Pourtant, au fil des ans, une autre réalité s’est installée. La communauté française hors de nos frontières s’est structurée, s’est dotée de ses propres relais, cultive une identité métissée et, surtout, tisse une toile de liens économiques, culturels et politiques avec le pays d’origine. Bref, elle ressemble de plus en plus… à une diaspora. Cette prise de conscience change tout !

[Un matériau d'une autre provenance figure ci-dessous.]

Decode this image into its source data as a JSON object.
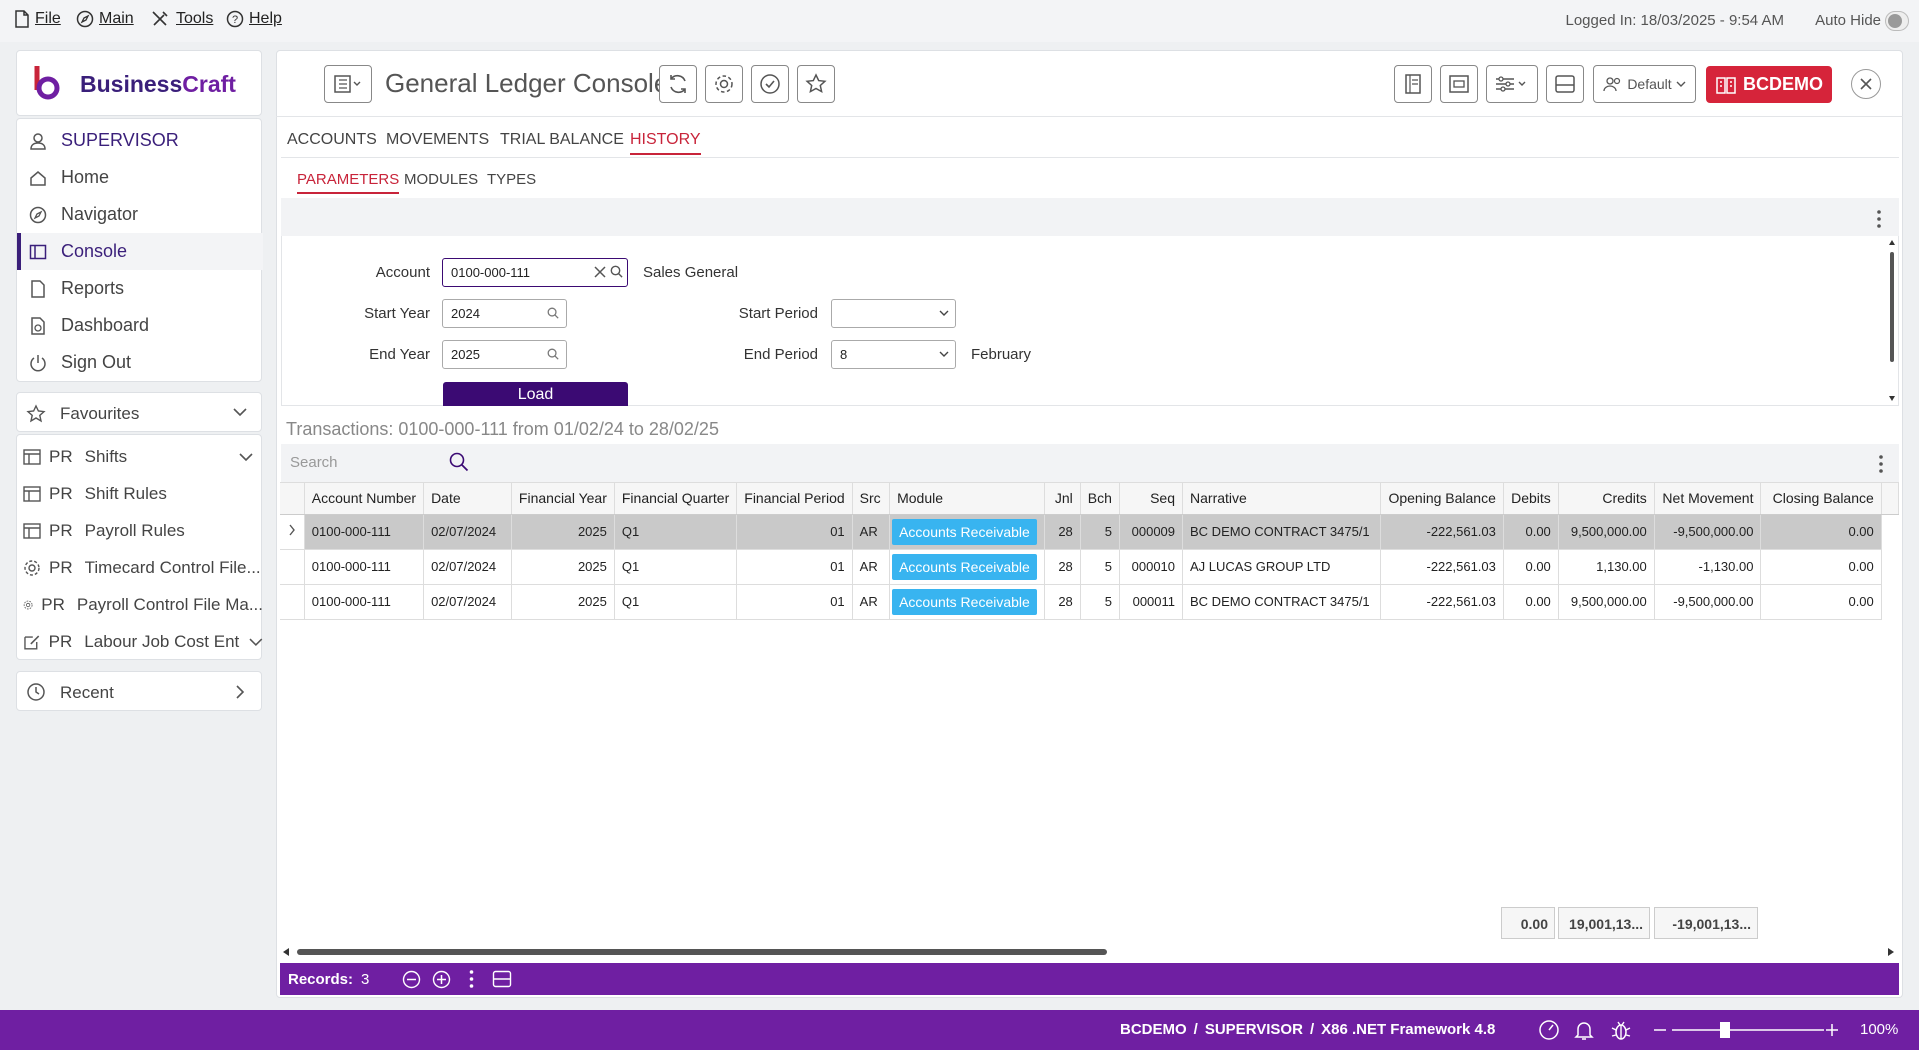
{
  "menu": {
    "file": "File",
    "main": "Main",
    "tools": "Tools",
    "help": "Help"
  },
  "header": {
    "logged_in": "Logged In: 18/03/2025 - 9:54 AM",
    "auto_hide": "Auto Hide"
  },
  "brand": {
    "name_part1": "Business",
    "name_part2": "Craft"
  },
  "sidebar": {
    "user": "SUPERVISOR",
    "items": [
      {
        "label": "Home",
        "icon": "home-icon"
      },
      {
        "label": "Navigator",
        "icon": "compass-icon"
      },
      {
        "label": "Console",
        "icon": "console-icon"
      },
      {
        "label": "Reports",
        "icon": "report-icon"
      },
      {
        "label": "Dashboard",
        "icon": "dashboard-icon"
      },
      {
        "label": "Sign Out",
        "icon": "power-icon"
      }
    ],
    "favourites": "Favourites",
    "fav_items": [
      {
        "prefix": "PR",
        "label": "Shifts"
      },
      {
        "prefix": "PR",
        "label": "Shift Rules"
      },
      {
        "prefix": "PR",
        "label": "Payroll Rules"
      },
      {
        "prefix": "PR",
        "label": "Timecard Control File..."
      },
      {
        "prefix": "PR",
        "label": "Payroll Control File Ma..."
      },
      {
        "prefix": "PR",
        "label": "Labour Job Cost Ent"
      }
    ],
    "recent": "Recent"
  },
  "console": {
    "title": "General Ledger Console",
    "profile": "Default",
    "company": "BCDEMO",
    "tabs": [
      "ACCOUNTS",
      "MOVEMENTS",
      "TRIAL BALANCE",
      "HISTORY"
    ],
    "subtabs": [
      "PARAMETERS",
      "MODULES",
      "TYPES"
    ]
  },
  "params": {
    "account_label": "Account",
    "account_value": "0100-000-111",
    "account_desc": "Sales General",
    "start_year_label": "Start Year",
    "start_year": "2024",
    "end_year_label": "End Year",
    "end_year": "2025",
    "start_period_label": "Start Period",
    "start_period": "",
    "end_period_label": "End Period",
    "end_period": "8",
    "end_period_desc": "February",
    "load": "Load"
  },
  "transactions": {
    "title": "Transactions: 0100-000-111 from 01/02/24 to 28/02/25",
    "search_placeholder": "Search",
    "columns": [
      "Account Number",
      "Date",
      "Financial Year",
      "Financial Quarter",
      "Financial Period",
      "Src",
      "Module",
      "Jnl",
      "Bch",
      "Seq",
      "Narrative",
      "Opening Balance",
      "Debits",
      "Credits",
      "Net Movement",
      "Closing Balance"
    ],
    "rows": [
      [
        "0100-000-111",
        "02/07/2024",
        "2025",
        "Q1",
        "01",
        "AR",
        "Accounts Receivable",
        "28",
        "5",
        "000009",
        "BC DEMO CONTRACT 3475/1",
        "-222,561.03",
        "0.00",
        "9,500,000.00",
        "-9,500,000.00",
        "0.00"
      ],
      [
        "0100-000-111",
        "02/07/2024",
        "2025",
        "Q1",
        "01",
        "AR",
        "Accounts Receivable",
        "28",
        "5",
        "000010",
        "AJ LUCAS GROUP LTD",
        "-222,561.03",
        "0.00",
        "1,130.00",
        "-1,130.00",
        "0.00"
      ],
      [
        "0100-000-111",
        "02/07/2024",
        "2025",
        "Q1",
        "01",
        "AR",
        "Accounts Receivable",
        "28",
        "5",
        "000011",
        "BC DEMO CONTRACT 3475/1",
        "-222,561.03",
        "0.00",
        "9,500,000.00",
        "-9,500,000.00",
        "0.00"
      ]
    ],
    "totals": {
      "debits": "0.00",
      "credits": "19,001,13...",
      "net": "-19,001,13..."
    },
    "records_label": "Records:",
    "records": "3"
  },
  "footer": {
    "company": "BCDEMO",
    "user": "SUPERVISOR",
    "framework": "X86 .NET Framework 4.8",
    "zoom": "100%"
  },
  "colors": {
    "brand_purple": "#6f1fa2",
    "active_tab": "#c8243a",
    "company_badge": "#d6243a",
    "module_badge": "#38b4f0"
  }
}
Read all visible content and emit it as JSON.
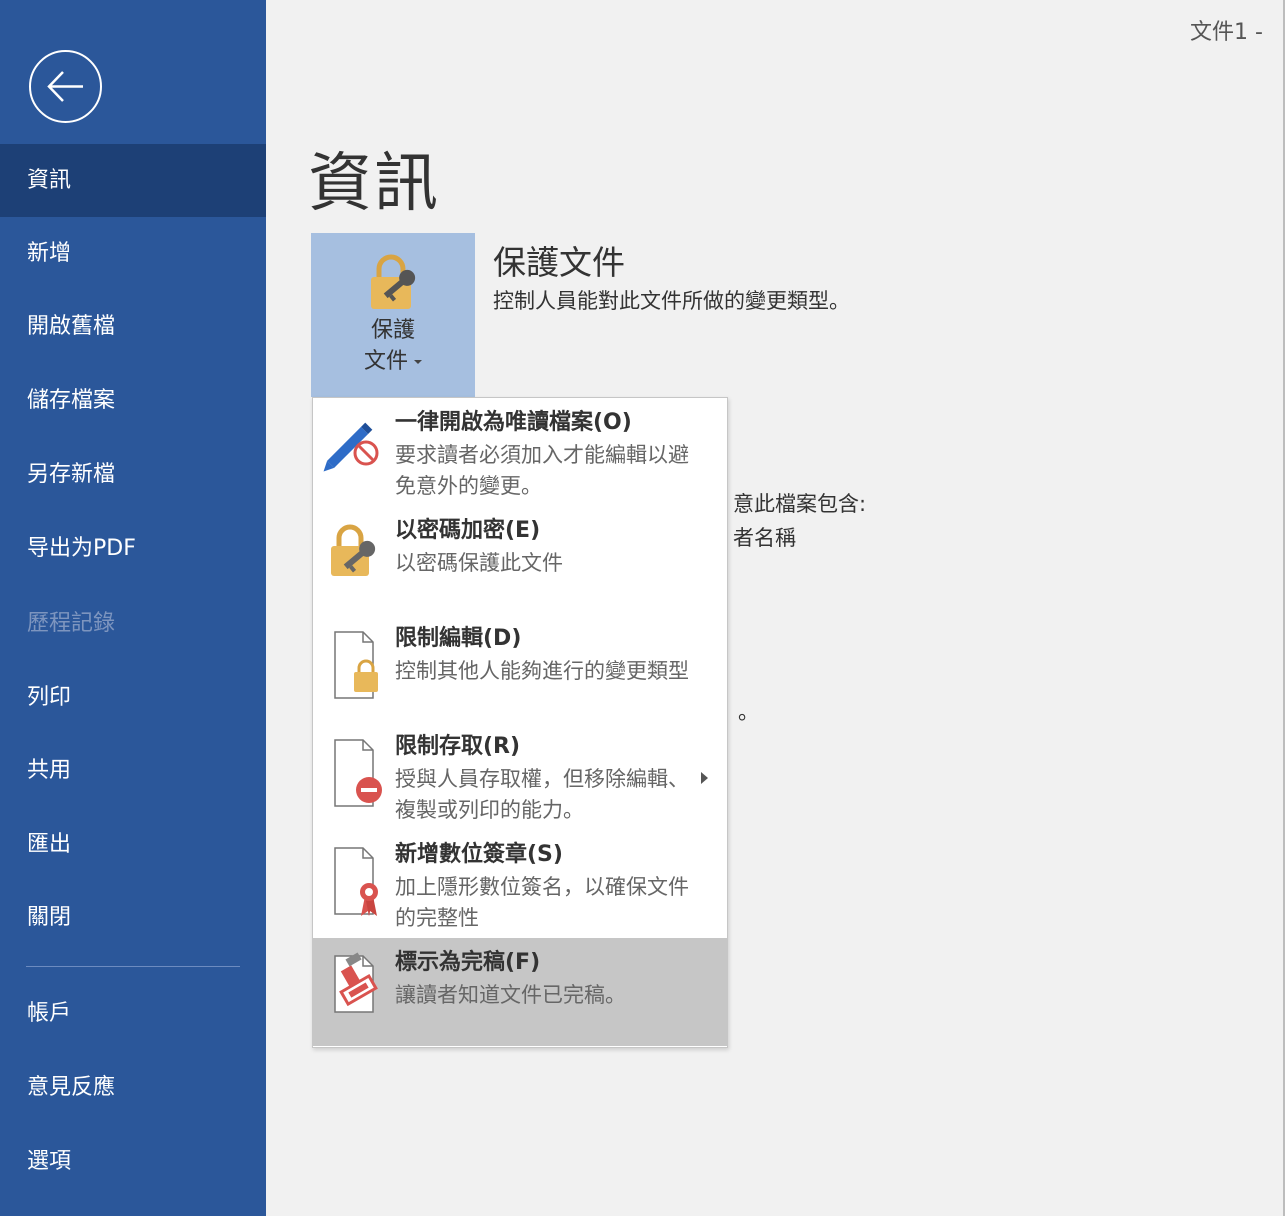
{
  "window": {
    "doc_title": "文件1 -"
  },
  "sidebar": {
    "back_label": "back-arrow",
    "items": [
      {
        "label": "資訊",
        "state": "active"
      },
      {
        "label": "新增",
        "state": "normal"
      },
      {
        "label": "開啟舊檔",
        "state": "normal"
      },
      {
        "label": "儲存檔案",
        "state": "normal"
      },
      {
        "label": "另存新檔",
        "state": "normal"
      },
      {
        "label": "导出为PDF",
        "state": "normal"
      },
      {
        "label": "歷程記錄",
        "state": "disabled"
      },
      {
        "label": "列印",
        "state": "normal"
      },
      {
        "label": "共用",
        "state": "normal"
      },
      {
        "label": "匯出",
        "state": "normal"
      },
      {
        "label": "關閉",
        "state": "normal"
      }
    ],
    "bottom_items": [
      {
        "label": "帳戶"
      },
      {
        "label": "意見反應"
      },
      {
        "label": "選項"
      }
    ]
  },
  "main": {
    "page_title": "資訊",
    "protect_button": {
      "line1": "保護",
      "line2": "文件",
      "icon": "lock-key-icon"
    },
    "protect_section": {
      "title": "保護文件",
      "description": "控制人員能對此文件所做的變更類型。"
    },
    "partially_hidden": {
      "line1": "意此檔案包含:",
      "line2": "者名稱",
      "line3": "。"
    }
  },
  "protect_menu": {
    "items": [
      {
        "title": "一律開啟為唯讀檔案(O)",
        "description": "要求讀者必須加入才能編輯以避免意外的變更。",
        "icon": "pencil-no-icon"
      },
      {
        "title": "以密碼加密(E)",
        "description": "以密碼保護此文件",
        "icon": "lock-key-icon"
      },
      {
        "title": "限制編輯(D)",
        "description": "控制其他人能夠進行的變更類型",
        "icon": "document-lock-icon"
      },
      {
        "title": "限制存取(R)",
        "description": "授與人員存取權，但移除編輯、複製或列印的能力。",
        "icon": "document-restrict-icon",
        "has_submenu": true
      },
      {
        "title": "新增數位簽章(S)",
        "description": "加上隱形數位簽名，以確保文件的完整性",
        "icon": "document-ribbon-icon"
      },
      {
        "title": "標示為完稿(F)",
        "description": "讓讀者知道文件已完稿。",
        "icon": "document-stamp-icon",
        "highlighted": true
      }
    ]
  },
  "colors": {
    "sidebar": "#2b579a",
    "sidebar_active": "#1d4076",
    "protect_button": "#a6bfe0",
    "menu_highlight": "#c6c6c6",
    "lock_gold": "#e8b85a",
    "icon_red": "#d9534f"
  }
}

Une diaspora est d’abord un réseau

Ni une minorité figée dans la nostalgie, ni la simple somme d’individus isolés, mais un réseau transnational capable de mobiliser son expertise, son capital et son influence au service d’un centre d’attache. Les Irlandais de Boston, les Marocains de Paris ou les Indiens de Dubaï ne se considèrent pas comme des « expats » en transit : ils sont parties prenantes d’une communauté mondiale, dotée d’outils de représentation, de financements dédiés et d’un récit partagé. La différence tient dans l’intention : gérer une diaspora, c’est passer de la consanguinité administrative au projet politique. Regardons les chiffres tricolores. Au 1er Janvier 2024, 1 700 00 compatriotes étaient inscrits au Registre des Français établis hors de France ; ils sont 1 742 000 au 1ᵉʳ janvier 2025, soit une hausse de 2,9 % en un an. L’inscription étant volontaire, les estimations réelles tournent plutôt autour de trois millions. Autant dire une métropole invisible de la taille d’une région française ! S’y ajoutent les enfants binationaux, les alumni des lycées français, les « francophiles fonctionnels » qui ont gardé un passeport culturel sinon administratif : un écosystème bien plus vaste que nos registres consulaires. Certains autres pays ont su tirer tout le profit d’une gestion de leur diaspora.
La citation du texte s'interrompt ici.